白百合神話倶楽部

@2lie_kanai

Code:0 日常

六月にもかかわらず、その日は雲ひとつ見当たらないほどの晴天だった。


刑事たちが忙しなく動き回る署内のデスクで、歳相応にくたびれたスーツの男、久櫳は一枚のコピー用紙を片手に、二ヶ月ぶりに何度目かになる怒号を響かせた。


「まぁぁぁあたお前らかあああっ!」


同僚も部下も、上司でさえも、すでに慣れたことと呆れ顔で、今年入署してきた新顔の刑事だけが遠慮がちに声をかける。


「あの、久櫳さん。大事な事件の真相がグシャグシャになっちゃいますよ。」


事件の真相、もとい、事の顛末は黒のマーカーペンで粗雑に書き殴られ、何の予告もなくFAXで送り付けられてきたものだ。


今どきFAXでやり取りすること自体が物珍しいが、何度やめろと伝えても、彼らがそれを止めることはなかった。


いや、本当は、彼らが真相を見つけるよりも早く自分たちで事件を解決して然るべきなのだ。


そんな当たり前のことを、どこにでもある薄い紙一枚に指摘されるような屈辱に、久櫳の手は無意識に怒りに震え、コピー用紙には幾重にもシワが寄ってしまっていた。


彼らから送られてくる“それ”は、推理小説における一方的なネタバレのようなもので、警察の努力の一切を嘲笑うような、ただのお遊びの産物だった。


しかし、その内容が正確であることは前例からも疑いようがなかった。


殴り書きを、捜査一課のエリートたちが馬鹿真面目になぞって答え合わせする必要があるくらいには。

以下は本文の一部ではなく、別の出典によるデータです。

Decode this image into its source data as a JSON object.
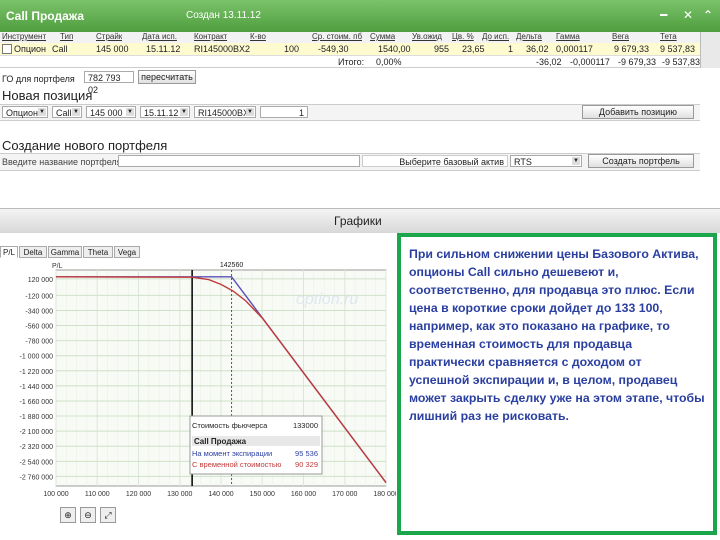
{
  "window": {
    "title": "Call Продажа",
    "date_label": "Создан 13.11.12"
  },
  "grid": {
    "headers": [
      "Инструмент",
      "Тип",
      "Страйк",
      "Дата исп.",
      "Контракт",
      "К-во",
      "Ср. стоим. пб",
      "Сумма",
      "Ув.ожид",
      "Цв. %",
      "До исп.",
      "Дельта",
      "Гамма",
      "Вега",
      "Тета"
    ],
    "row1": [
      "Опцион",
      "Call",
      "145 000",
      "15.11.12",
      "RI145000BX2",
      "100",
      "-549,30",
      "1540,00",
      "955",
      "23,65",
      "1",
      "36,02",
      "0,000117",
      "9 679,33",
      "9 537,83"
    ],
    "row2_label": "Итого:",
    "row2": [
      "0,00%",
      "-36,02",
      "-0,000117",
      "-9 679,33",
      "-9 537,83"
    ]
  },
  "portfolio": {
    "label": "ГО для портфеля",
    "value": "782 793 02",
    "recalc": "пересчитать"
  },
  "new_position": {
    "title": "Новая позиция",
    "fields": [
      "Опцион",
      "Call",
      "145 000",
      "15.11.12",
      "RI145000BX2",
      "1"
    ],
    "add_button": "Добавить позицию"
  },
  "new_portfolio": {
    "title": "Создание нового портфеля",
    "name_placeholder": "Введите название портфеля",
    "base_label": "Выберите базовый актив",
    "base_value": "RTS",
    "create_button": "Создать портфель"
  },
  "charts": {
    "title": "Графики",
    "tabs": [
      "P/L",
      "Delta",
      "Gamma",
      "Theta",
      "Vega"
    ],
    "active_tab": 0,
    "ylabel": "P/L",
    "strike_label": "142560",
    "watermark": "option.ru",
    "info": {
      "futures_label": "Стоимость фьючерса",
      "futures_value": "133000",
      "header": "Call Продажа",
      "expiry_label": "На момент экспирации",
      "expiry_value": "95 536",
      "time_label": "С временной стоимостью",
      "time_value": "90 329"
    }
  },
  "chart_data": {
    "type": "line",
    "xlim": [
      100000,
      180000
    ],
    "ylim": [
      -2900000,
      250000
    ],
    "x_ticks": [
      "100 000",
      "110 000",
      "120 000",
      "130 000",
      "140 000",
      "150 000",
      "160 000",
      "170 000",
      "180 000"
    ],
    "y_ticks": [
      "120 000",
      "-120 000",
      "-340 000",
      "-560 000",
      "-780 000",
      "-1 000 000",
      "-1 220 000",
      "-1 440 000",
      "-1 660 000",
      "-1 880 000",
      "-2 100 000",
      "-2 320 000",
      "-2 540 000",
      "-2 760 000"
    ],
    "series": [
      {
        "color": "#5a4fb5",
        "x": [
          100000,
          142560,
          180000
        ],
        "y": [
          150000,
          150000,
          -2850000
        ]
      },
      {
        "color": "#c03a3a",
        "x": [
          100000,
          133000,
          137000,
          140000,
          143000,
          146000,
          150000,
          180000
        ],
        "y": [
          150000,
          145000,
          110000,
          40000,
          -60000,
          -200000,
          -450000,
          -2850000
        ]
      }
    ]
  },
  "note": {
    "text": "При сильном снижении цены Базового Актива, опционы Call сильно дешевеют и, соответственно, для продавца это плюс. Если цена в короткие сроки дойдет до 133 100, например, как это показано на графике, то временная стоимость для продавца практически сравняется с доходом от успешной экспирации и, в целом, продавец может закрыть сделку уже на этом этапе, чтобы лишний раз не рисковать."
  },
  "colors": {
    "accent": "#4f9e3f",
    "note_border": "#1aa64a",
    "note_text": "#2a3fa0"
  }
}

それでも一応、筆跡鑑定だけは毎回行っているが、特徴的な「Q.E.D.」という文字で締め括られる挑発的な文字の羅列を、何度も見てきた久櫳が見間違えるはずもなかった。


彼らが現れたあの日から、この一連の流れを何度繰り返したことだろう。


今回もまた、探偵気取りの一般人にしてやられたというわけだ。


これだけが事件解決という喜ばしい出来事に優るほどの致命的な汚点だと久櫳は思った。


「裏が取れたらまた忙しくなるからな。意地を見せるぞ。」


半ば叫び声に近かったと思う。


声を出さなければやっていられなかった。


俺の仕事は後始末しかないのか、とため息をつこうとして気を取り直す。


不甲斐ないのは警察一同の総意だ、自分だけではない。


まったく、清々しいのはこちらを見下ろす青空と、悪趣味な名前の謎解きクラブだけである。


久櫳は思わず悪態をつきたくなった。